Miles 33 Blog

Is Programmatic Advertising coming to an end?

Google introduces AdSense Native Ads.

Is Programmatic Advertising coming to an end?

Last month Google announced the launch of AdSense Native ads, a series of new native ad formats that are designed to match the look and feel of publisher websites.

The new AdSense Native ads are available in three formats: 

  • In-feed ads which fit inside a list of articles or products on a given site;
  • In-article ads that allow users to place ads between the paragraphs of a publisher’s pages;
  • And a content recommendation tool called “Matched Content”, which helps publishers promote their content to visitors and potentially increase revenue, page views, and time spent on site. (Note that “Matched Content” has already been available to publishers for a while, but it is now part of AdSense Native ads).
    While In-feed and In-Article formats are available to all publishers, Matched Content is available to publishers that meet certain traffic volume criteria and number of unique pages.

We have written about Native advertising before and pointed out how it is a controversial issue. While publishers love the revenue stream and advertisers love the readership base they can access, there is a fine line between native ads and fake news, which potentially can be damaging to the reputation of both the brand and the publisher.

Much of this however, lies fully in the control of the publisher, as they can be very selective to whom they sell Native Advertising space to. Take a look at the following chart (published by MediaRadar), which shows a 12% decline in programmatic advertising in the first quarter of 2017 when compared to the same period over last year.

While researchers have been bullish on programmatic ad buying projections, a lack of transparency on pricing, consolidation in the ad tech space, brand safety and measurement appear to be catching up on programmatic advertising and . .  a lack of control over what ads get published, may very well have been the straw that broke the programmatic advertising’s back. In light of this, it may not be that surprising that, in the same period, Native Advertising grew a massive 74% over Q1 of last year (source MediaRadar).

Native ad placement goes through the roof

We believe this is clear evidence of a “flight to quality” with publishers exercising more caution. They KNOW that Native ads bring more exposure for advertisers (exposure they can charge for), but they need to be very careful of not eroding the trust their readers have. They appear to have weighed up the concern over brand safety and fraud between Programmatic Advertising (with little control) vs Native Advertising (with tough, but manageable control) and it would appear that Native Advertising is the more appealing of the two.

Google has now entered the Native ads game, making it even easier for advertisers. Google’s intent is to add more control to the Native ad phenomenon and stands a good job of pulling that off by dominating this process. We can be confident the ads will look better and will be more mobile-friendly and will be a better canvas for brands to not only deliver direct response, but content messages. It will also be a more personalized experience for people.

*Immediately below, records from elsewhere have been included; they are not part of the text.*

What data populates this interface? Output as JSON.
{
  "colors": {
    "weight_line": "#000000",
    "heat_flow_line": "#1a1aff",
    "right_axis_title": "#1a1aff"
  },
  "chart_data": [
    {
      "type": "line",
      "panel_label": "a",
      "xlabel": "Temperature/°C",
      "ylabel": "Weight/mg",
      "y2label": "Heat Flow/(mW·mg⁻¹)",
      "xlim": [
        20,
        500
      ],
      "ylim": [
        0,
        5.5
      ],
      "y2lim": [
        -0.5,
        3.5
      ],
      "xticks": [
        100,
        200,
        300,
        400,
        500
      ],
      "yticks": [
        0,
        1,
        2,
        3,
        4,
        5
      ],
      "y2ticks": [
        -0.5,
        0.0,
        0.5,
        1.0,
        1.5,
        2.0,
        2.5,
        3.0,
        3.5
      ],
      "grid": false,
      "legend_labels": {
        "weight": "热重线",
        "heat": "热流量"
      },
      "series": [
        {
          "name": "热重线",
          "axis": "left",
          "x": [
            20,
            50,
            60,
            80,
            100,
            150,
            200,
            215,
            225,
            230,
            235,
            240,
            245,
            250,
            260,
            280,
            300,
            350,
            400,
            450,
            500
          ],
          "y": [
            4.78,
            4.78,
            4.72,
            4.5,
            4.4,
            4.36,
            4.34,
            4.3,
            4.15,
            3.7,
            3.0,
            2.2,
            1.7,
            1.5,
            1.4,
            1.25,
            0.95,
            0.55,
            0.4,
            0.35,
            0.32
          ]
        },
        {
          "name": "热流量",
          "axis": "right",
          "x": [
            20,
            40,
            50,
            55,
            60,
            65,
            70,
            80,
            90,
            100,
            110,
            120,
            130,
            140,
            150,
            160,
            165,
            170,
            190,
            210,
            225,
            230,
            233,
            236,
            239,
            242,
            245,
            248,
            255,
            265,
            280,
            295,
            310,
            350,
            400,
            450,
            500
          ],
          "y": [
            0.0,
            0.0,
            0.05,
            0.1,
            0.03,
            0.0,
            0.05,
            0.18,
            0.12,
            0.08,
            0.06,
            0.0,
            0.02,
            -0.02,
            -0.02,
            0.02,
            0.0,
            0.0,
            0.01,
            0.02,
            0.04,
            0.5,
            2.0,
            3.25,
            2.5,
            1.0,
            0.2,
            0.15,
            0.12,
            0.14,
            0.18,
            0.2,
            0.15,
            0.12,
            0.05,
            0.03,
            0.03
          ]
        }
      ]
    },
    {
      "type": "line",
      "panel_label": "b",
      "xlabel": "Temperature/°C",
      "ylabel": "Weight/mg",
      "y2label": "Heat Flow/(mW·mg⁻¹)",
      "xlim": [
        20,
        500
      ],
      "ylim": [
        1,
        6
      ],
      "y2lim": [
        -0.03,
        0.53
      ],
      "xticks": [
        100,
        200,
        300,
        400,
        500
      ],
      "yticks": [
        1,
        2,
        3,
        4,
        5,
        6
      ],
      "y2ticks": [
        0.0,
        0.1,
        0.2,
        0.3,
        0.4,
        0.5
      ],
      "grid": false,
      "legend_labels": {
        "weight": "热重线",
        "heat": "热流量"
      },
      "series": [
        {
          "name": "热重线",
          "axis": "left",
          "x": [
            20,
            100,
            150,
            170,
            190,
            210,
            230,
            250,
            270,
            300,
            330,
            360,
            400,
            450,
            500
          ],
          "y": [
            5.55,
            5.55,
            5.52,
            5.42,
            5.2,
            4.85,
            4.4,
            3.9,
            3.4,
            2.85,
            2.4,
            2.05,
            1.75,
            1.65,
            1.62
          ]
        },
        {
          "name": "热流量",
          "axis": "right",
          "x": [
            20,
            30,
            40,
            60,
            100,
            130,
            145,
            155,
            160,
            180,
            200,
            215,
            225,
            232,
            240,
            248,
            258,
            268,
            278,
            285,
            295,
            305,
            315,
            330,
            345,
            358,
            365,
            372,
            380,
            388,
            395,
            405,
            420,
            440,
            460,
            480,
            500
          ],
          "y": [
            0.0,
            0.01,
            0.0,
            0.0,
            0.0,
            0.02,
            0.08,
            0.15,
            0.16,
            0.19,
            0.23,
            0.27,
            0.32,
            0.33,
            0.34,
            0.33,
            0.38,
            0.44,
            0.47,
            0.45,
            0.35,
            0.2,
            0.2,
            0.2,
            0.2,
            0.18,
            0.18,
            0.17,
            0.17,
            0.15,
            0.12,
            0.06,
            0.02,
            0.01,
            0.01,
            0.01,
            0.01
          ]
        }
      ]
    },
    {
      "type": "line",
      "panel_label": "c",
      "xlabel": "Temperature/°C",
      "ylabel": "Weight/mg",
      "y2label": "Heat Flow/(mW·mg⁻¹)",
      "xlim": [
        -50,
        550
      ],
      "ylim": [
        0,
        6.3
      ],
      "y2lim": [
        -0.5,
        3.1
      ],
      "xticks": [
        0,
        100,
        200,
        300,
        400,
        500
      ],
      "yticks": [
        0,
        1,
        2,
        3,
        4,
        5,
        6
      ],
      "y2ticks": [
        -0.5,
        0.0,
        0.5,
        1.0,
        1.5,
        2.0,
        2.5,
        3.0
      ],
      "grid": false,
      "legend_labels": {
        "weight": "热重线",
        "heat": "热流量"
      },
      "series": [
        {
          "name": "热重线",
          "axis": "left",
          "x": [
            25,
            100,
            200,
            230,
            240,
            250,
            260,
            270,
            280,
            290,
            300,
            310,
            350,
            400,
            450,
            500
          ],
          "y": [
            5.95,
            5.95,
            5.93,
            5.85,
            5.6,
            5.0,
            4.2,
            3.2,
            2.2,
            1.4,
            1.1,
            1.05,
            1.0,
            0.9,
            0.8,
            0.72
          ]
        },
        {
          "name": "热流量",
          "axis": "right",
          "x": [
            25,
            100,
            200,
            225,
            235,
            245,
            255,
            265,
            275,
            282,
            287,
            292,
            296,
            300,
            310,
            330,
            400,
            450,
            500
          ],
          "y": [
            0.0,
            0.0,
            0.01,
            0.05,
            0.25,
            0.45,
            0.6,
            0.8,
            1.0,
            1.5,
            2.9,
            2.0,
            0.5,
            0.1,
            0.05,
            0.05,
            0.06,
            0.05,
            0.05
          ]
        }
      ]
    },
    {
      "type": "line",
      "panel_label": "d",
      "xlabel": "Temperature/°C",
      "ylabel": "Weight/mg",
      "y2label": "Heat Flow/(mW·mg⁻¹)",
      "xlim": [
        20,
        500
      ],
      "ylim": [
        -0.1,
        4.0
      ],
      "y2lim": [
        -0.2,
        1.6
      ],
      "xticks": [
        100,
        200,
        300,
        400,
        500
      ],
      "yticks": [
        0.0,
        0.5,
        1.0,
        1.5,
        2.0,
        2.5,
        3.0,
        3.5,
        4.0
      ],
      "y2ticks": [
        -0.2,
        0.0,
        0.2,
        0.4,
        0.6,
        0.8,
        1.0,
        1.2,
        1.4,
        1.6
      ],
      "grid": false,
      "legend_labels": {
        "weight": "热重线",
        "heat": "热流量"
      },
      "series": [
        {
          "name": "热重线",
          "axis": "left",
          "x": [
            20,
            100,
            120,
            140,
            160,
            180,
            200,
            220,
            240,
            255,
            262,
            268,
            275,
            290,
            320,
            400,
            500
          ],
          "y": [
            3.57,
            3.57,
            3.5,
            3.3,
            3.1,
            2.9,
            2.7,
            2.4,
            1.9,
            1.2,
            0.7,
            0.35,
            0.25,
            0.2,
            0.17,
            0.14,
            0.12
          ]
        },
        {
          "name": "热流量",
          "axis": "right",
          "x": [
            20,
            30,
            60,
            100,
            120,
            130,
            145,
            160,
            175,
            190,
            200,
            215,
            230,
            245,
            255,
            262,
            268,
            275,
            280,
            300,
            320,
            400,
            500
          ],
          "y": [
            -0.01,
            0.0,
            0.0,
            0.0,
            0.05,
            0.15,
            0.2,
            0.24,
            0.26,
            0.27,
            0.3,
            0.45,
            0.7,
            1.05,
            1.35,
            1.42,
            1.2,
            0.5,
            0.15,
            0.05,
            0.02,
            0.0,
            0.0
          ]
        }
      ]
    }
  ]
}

It is clear that the migration to digital is causing big behavioral shifts within the advertising world. Some kinds of advertising “works” and some kinds less so. Programmatic advertising certainly had its run (and most likely will continue to be significant), Native Advertising is starting to make a big impact and, as long as Native continues to outperform traditional ad units, advertisers will keep spending. After all, audiences look at native ads more frequently than non-native ads and similarly, the click-through rate on mobile native is also four times higher than it is for non-native.”

In the end however, it will be the readers who will ultimately decide what works and what doesn’t. As they become more discerning and less likely to bite, brand trust erodes and consumers notice. And that’s a huge cost to bear.